Son olarak da  kent etrafında dönen sorunlara nazaran daha az konuşulan bazı konulara da değindik. Özellikle depremin psikolojik sonuçları bunlardan bi tanesi. Deprem bölgesindeki bazı STK’lar; Mor Çadır, Kadın Koalisyonu gibi projelerle deprem bölgesinde kadınların sosyalleşip birbirleriyle bir şeyler paylaşabilecekleri alanlar kurdular ve psikolojik destek sağladılar. Barınma, beslenme gibi temel ihtiyaçları değerlendirirken aslında bu tarz ihtiyaçların da ne kadar temel olduğunu unutmamamız gerekiyor. Bir diğer konuysa depremden sonra diğer şehirlere yoğun bi göç yaşanmış olması. Kira krizi gibi hali hazırda zorlayıcı koşullara ev sahipliği yapan büyük şehirlerde bu insanların nerede, ne koşullarda barındığı, iş bulabilmesi, çocukların eğitimi gibi pek çok konuda uyum sağlayıp sağlayamadıklarını bilmiyoruz. Depremden sonra bazı halka sunulmayan veriler de aslında başlı başına bir kriz meselesi. Örneğin depremden sonra uzvunu kaybeden ya da engelli kalan kişi sayısını bilmiyoruz.

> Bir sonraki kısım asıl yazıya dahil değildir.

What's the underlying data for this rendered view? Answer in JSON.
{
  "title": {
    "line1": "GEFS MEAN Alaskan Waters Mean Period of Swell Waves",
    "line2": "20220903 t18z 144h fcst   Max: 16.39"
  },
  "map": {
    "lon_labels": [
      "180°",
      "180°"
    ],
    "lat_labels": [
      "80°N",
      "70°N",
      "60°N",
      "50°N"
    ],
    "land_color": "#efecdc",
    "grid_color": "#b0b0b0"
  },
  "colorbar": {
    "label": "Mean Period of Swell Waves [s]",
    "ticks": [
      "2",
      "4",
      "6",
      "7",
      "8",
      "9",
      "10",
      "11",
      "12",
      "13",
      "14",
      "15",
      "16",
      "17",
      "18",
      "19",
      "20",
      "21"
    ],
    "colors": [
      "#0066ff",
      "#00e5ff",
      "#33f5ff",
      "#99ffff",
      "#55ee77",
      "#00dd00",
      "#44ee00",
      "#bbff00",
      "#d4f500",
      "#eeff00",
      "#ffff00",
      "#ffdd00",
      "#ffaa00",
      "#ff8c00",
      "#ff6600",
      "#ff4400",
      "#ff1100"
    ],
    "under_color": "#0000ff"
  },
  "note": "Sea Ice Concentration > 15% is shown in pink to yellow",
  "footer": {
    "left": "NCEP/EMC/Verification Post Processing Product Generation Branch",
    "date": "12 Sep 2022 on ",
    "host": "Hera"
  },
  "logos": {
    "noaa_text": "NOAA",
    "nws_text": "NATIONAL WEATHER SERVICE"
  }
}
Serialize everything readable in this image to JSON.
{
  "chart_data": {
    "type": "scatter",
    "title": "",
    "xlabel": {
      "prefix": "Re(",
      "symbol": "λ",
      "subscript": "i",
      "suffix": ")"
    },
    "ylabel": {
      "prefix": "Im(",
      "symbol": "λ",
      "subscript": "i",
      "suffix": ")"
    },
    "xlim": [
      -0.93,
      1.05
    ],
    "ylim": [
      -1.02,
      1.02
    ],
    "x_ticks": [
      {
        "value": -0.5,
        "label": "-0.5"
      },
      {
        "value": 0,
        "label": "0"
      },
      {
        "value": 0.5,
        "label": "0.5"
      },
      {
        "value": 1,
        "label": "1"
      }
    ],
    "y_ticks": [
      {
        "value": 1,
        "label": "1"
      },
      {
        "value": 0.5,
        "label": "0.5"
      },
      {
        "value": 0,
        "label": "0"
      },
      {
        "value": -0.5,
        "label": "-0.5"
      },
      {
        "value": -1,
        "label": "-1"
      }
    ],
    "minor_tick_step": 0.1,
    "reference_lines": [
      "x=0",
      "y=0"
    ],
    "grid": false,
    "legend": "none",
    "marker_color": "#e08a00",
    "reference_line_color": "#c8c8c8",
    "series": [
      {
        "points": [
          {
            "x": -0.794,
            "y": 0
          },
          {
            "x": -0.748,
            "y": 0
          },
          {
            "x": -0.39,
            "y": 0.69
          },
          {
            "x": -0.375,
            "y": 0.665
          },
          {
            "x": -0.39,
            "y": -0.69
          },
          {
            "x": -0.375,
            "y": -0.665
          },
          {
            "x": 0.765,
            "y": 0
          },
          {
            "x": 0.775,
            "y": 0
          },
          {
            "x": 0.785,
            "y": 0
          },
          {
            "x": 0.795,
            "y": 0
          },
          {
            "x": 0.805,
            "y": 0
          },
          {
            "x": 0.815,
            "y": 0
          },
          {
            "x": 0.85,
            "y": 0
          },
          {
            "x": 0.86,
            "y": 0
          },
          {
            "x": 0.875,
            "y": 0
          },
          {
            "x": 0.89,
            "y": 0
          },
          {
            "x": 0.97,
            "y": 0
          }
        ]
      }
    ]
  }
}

Bu durum özellikle kentlerin inşasında göz önünde tutulması gereken bir konu çünkü kentleri norm olarak algıladığımız insan bedenine göre tasarladığımız bir gerçek ve bu durumda engellilerin normun kendisi olduğu bir şehirde buna göre bir şehir inşa edilmesi kritik bir mesele.

Kısacası hem inşa edilecek yeni kentler hem de aslında içinde yaşadığımız tüm kentler üzerine yeniden düşünmek, alternatif kamusallıkların nasıl olabileceğine dair kolektif çalışmalar yapmak, talepler üretmek değişim anahtarı gibi gözüküyor.

Hocamız Yağmur Yıldırım’a katkılarından ve hem mimari açıdan konuyu daha iyi ele alabilmemizi hem de feminist ve ekolojik bir perspektiften konuyu değerlendirmemizi sağladığı için teşekkür ediyoruz. Etkinliğimize katılan herkese farklı noktalara değindikleri ve ilgileri için teşekkür ediyoruz. Bir arada olmamızın ve bu konuları gündemde tutup üstüne kafa yormanın değerli olduğunu düşünüyor, siz okuyucuları da ileriki etkinliklerimize bekliyoruz.